Jenna Butler teaches regular, honors, and advanced placement (AP) chemistry classes at Legend High School. Right now, her AP students are trying to prepare for the AP exam, and she’s hoping to teach them the important lessons without losing the hands-on part of the class.

“To me, the lab is the fun part of chemistry,” Butler said. “Yes, I can do it (on a video), but I want them to experience it, so we’re trying to find things maybe they can do in their kitchen with stuff they have."

Butler is using programs like SMART Board and Explain Everything Edu to make videos showing notes and experiments to her students. She admitted it might not be the same as being in class, though.

“Will some kids get less than if they had sat in my class every day? Probably,” Butler said. “But some kids are taking it above and beyond."

Butler added that the district is urging teachers to alter some of their grading practices right now. She said her main goal is to maintain a relationship with her students and make sure they’re doing OK.

Elementary school teachers are also concerned about keeping their students on track. Stephanie Hultine, a fourth grade teacher at the dual language Foster Elementary School, said students are not getting half their day in English, and half their day in Spanish, as they would if schools were open.

She said they have one student who is in his second year living in the United States after moving from Mexico. She said his parents are likely not able to help him with his assignments in English.

“We’re just encouraging parents — if you don’t understand something or if this is too much, we have to communicate,” Hultine said.

Then there are the elective classes. Most districts are maintaining some form of classes like music, art, and family and consumer science. Drake Middle School teacher Kristina Herrin has been making videos with her own daughters to teach her students about cooking.

“I really think I’m going to provide an opportunity for my students to get a break from their core subjects,” Herrin said.

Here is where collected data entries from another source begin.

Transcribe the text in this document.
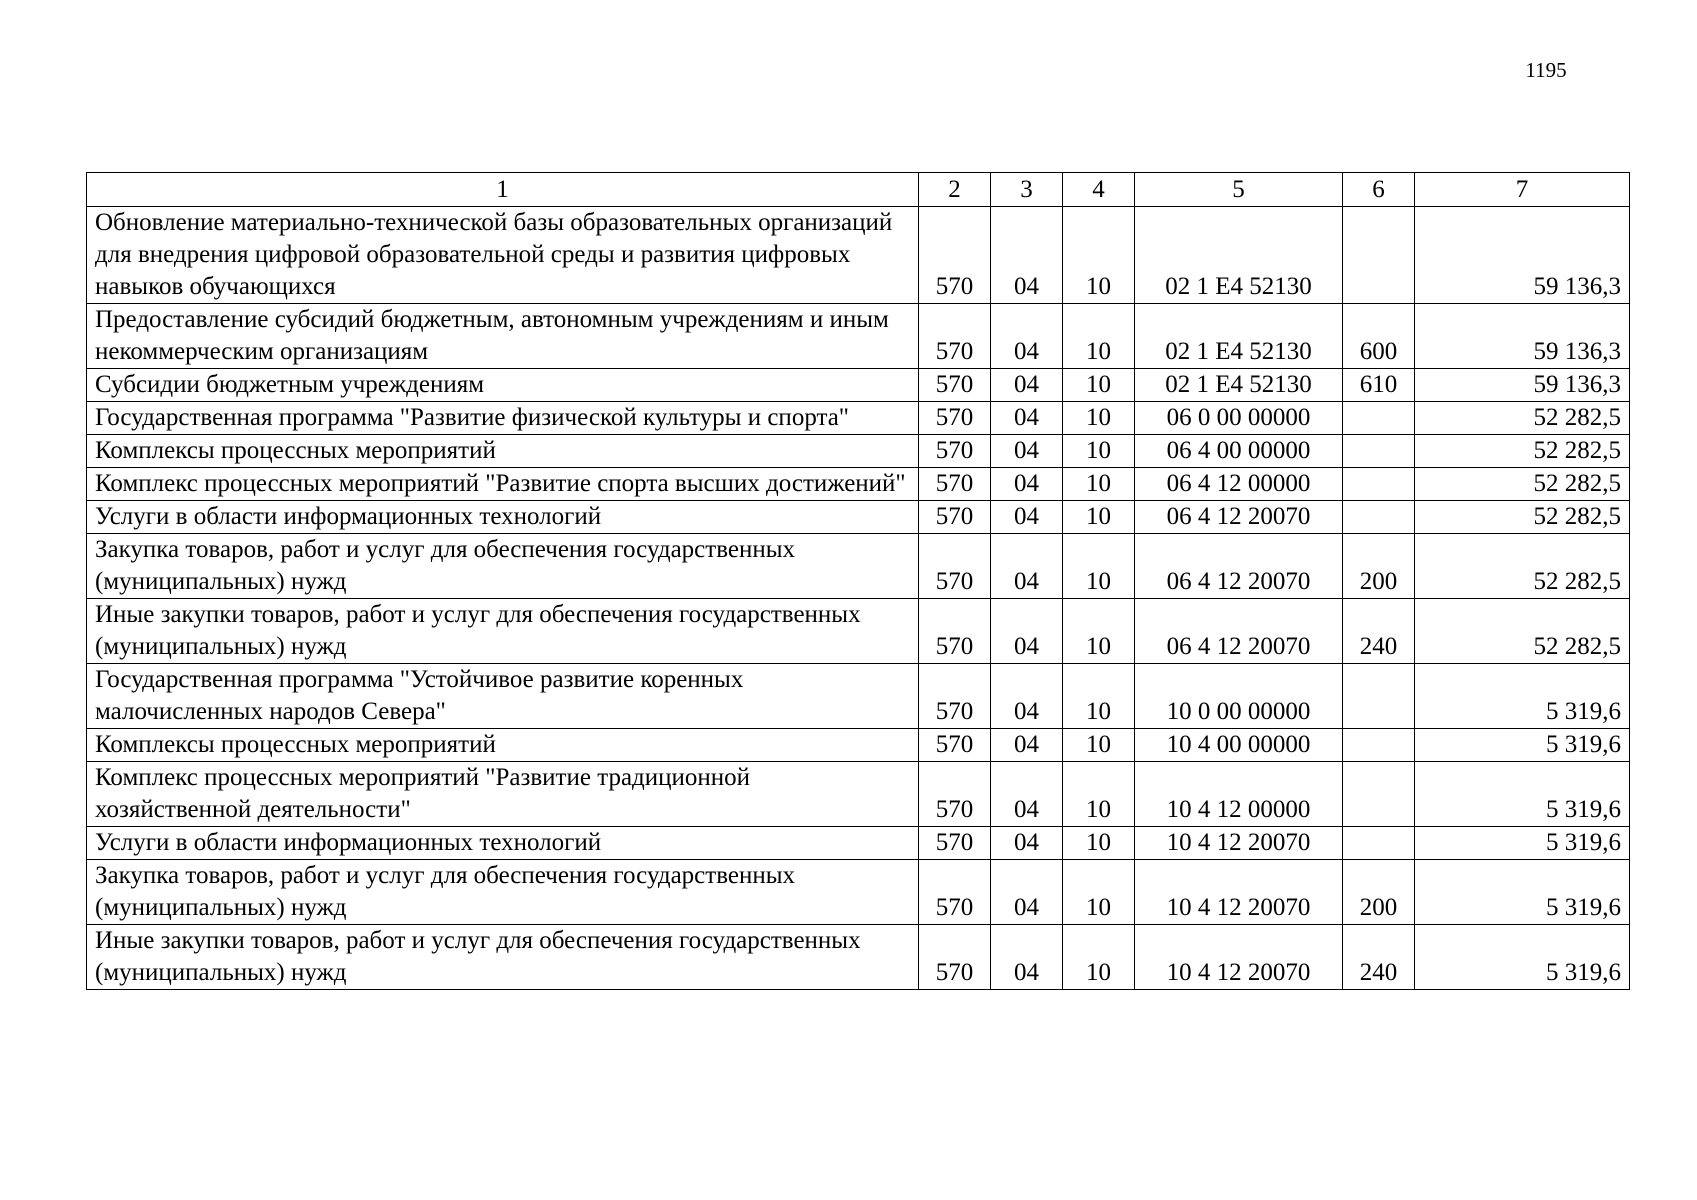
1195
1	2	3	4	5	6	7
Обновление материально-технической базы образовательных организаций для внедрения цифровой образовательной среды и развития цифровых навыков обучающихся	570	04	10	02 1 Е4 52130		59 136,3
Предоставление субсидий бюджетным, автономным учреждениям и иным некоммерческим организациям	570	04	10	02 1 Е4 52130	600	59 136,3
Субсидии бюджетным учреждениям	570	04	10	02 1 Е4 52130	610	59 136,3
Государственная программа "Развитие физической культуры и спорта"	570	04	10	06 0 00 00000		52 282,5
Комплексы процессных мероприятий	570	04	10	06 4 00 00000		52 282,5
Комплекс процессных мероприятий "Развитие спорта высших достижений"	570	04	10	06 4 12 00000		52 282,5
Услуги в области информационных технологий	570	04	10	06 4 12 20070		52 282,5
Закупка товаров, работ и услуг для обеспечения государственных (муниципальных) нужд	570	04	10	06 4 12 20070	200	52 282,5
Иные закупки товаров, работ и услуг для обеспечения государственных (муниципальных) нужд	570	04	10	06 4 12 20070	240	52 282,5
Государственная программа "Устойчивое развитие коренных малочисленных народов Севера"	570	04	10	10 0 00 00000		5 319,6
Комплексы процессных мероприятий	570	04	10	10 4 00 00000		5 319,6
Комплекс процессных мероприятий "Развитие традиционной хозяйственной деятельности"	570	04	10	10 4 12 00000		5 319,6
Услуги в области информационных технологий	570	04	10	10 4 12 20070		5 319,6
Закупка товаров, работ и услуг для обеспечения государственных (муниципальных) нужд	570	04	10	10 4 12 20070	200	5 319,6
Иные закупки товаров, работ и услуг для обеспечения государственных (муниципальных) нужд	570	04	10	10 4 12 20070	240	5 319,6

She said electives are also providing students a break from their computers.

The Students' Perspective:

Students have expressed concerns about the quality of the material they're receiving at home, and the expectations teachers will have when it comes to grades.

Maya Ayres, a seventh grader at Mesa Middle School, said she doesn't feel like her learning at home is the same quality as her learning at school.

“But I know my teachers are trying their best,” she said.

Ayers said she misses the ability to ask questions in real time.

“I’m trying my best to challenge myself through the assignments, but it’s kind of hard when they choose a lot of online courses instead of teaching us the criteria,” she said.

True Searle, a senior at Castle View High School, said he only spends about 10% of his day right now on school. As a senior, he has fewer classes, but he is hoping he’ll still be prepared to take the AP psychology exam.

“I’ve noticed that it’s kind of been a sacrifice not to be there every day, getting that interaction between people and the in-person discussions with the instructor,” Searle said.

In the wake of schools closing across the country, the College Board decided to administer Advanced Placement exams online this year. They will only be 45 minutes long, down from more than 3 hours.

Different Colorado school districts are also offering different guidelines on grading, with many expected to be more lenient. Some are allowing students to keep whatever grades they already had before schools closed. Schools are also giving different guidelines on how to take attendance and record student participation in remote learning.

Destination Career Academy senior Connor Logan has been attending online school since fourth grade. He said remote learning requires self-motivation and discipline, but it also allows for a more personalized education. Logan pointed out that teachers still play a big role in the success of online education.

“I communicate with my teachers almost daily," he said. "There are regularly scheduled sessions for each class. I think everyone is more than capable of doing online school, it just takes a little getting used to."